Unsere Lippen bewegen sich synchron, Feuer gegen Eis.

Seine Hand ruht auf meiner Wange, und meine liegt auf seiner Brust. Er löst sich etwas, unsere Lippen streifen ein klein wenig.

Sein Blick ist niedergeschlagen und ich weiß nicht wie ich reagieren soll. Das Blut in meinen Venen hat sich durch Kälte wie flüssiger Stickstoff ersetzt und meine Atemzüge sind kurz.

Er trifft meine Augen und ich versuche sie zu lesen, doch ich kann nicht. Was denkt er?

Hat er irgendetwas davon gespürt?

Er streicht mir eine Haarsträhne hinter mein Ohr und lässt seine Hand in seinen Schoß fallen.

Ich verlagere mich von ihm weg, die Frage liegt mir auf der Zunge. Die Luft beginnt meine Haut wieder zu wärmen, und ich bin mir nicht so sicher ob ich das möchte. Ich habe mich an seine kalte Aura gewöhnt.

"Ich wette, du hast noch nie einen toten Jungen geküsst."

Ich sehe zu Harry, der mich anschmunzelt. Ich schüttel meinen Kopf, ein kleines Lächeln auf meinen Lippen.

"Keinen toten Jungen," sage ich.

"Aber eine Menge lebende Jungs." Er runzelt die Stirn.

Ich zucke mit den Schultern. "Nicht so viele."

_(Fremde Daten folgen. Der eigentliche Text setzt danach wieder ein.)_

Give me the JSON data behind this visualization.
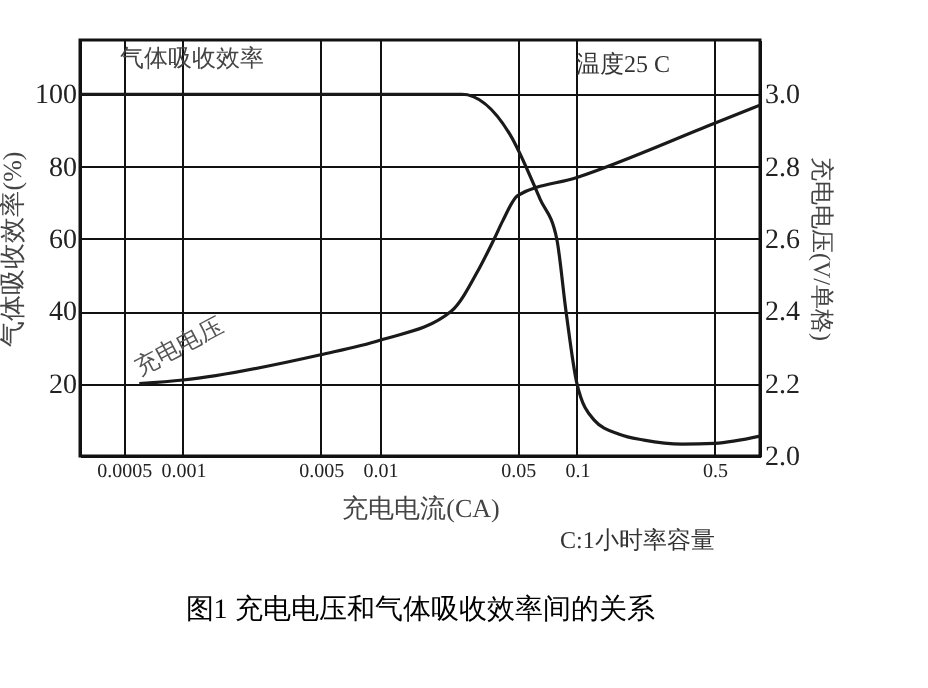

Er hat teilweise Recht- bevor ich umgezogen bin war ich eine ziemliche Partymaus. Mir sind körperliche Beziehungen nicht unbekannt. Allerdings ist mir diese Art von Beziehung unbekannt- wenn man das so nennen kann. Was tun wir überhaupt?

"Hast du..." Ich sehe beinahe schüchtern zu ihm auf. "Hast du es gespürt?"

Eine Pause.

Ich erhasche mich dabei mir mit jeder Faser in meinem Wesen zu wünschen, dass er es getan hat. Vielleicht kann er diese Art von Kontakt fühlen? Vielleicht ist sein körperliches Tastgefühl noch nicht ganz verschwunden? Vielleicht-

Er sieht mich an, schüttelt seinen Kopf. "Taub wie immer." Seine Augen sind traurig.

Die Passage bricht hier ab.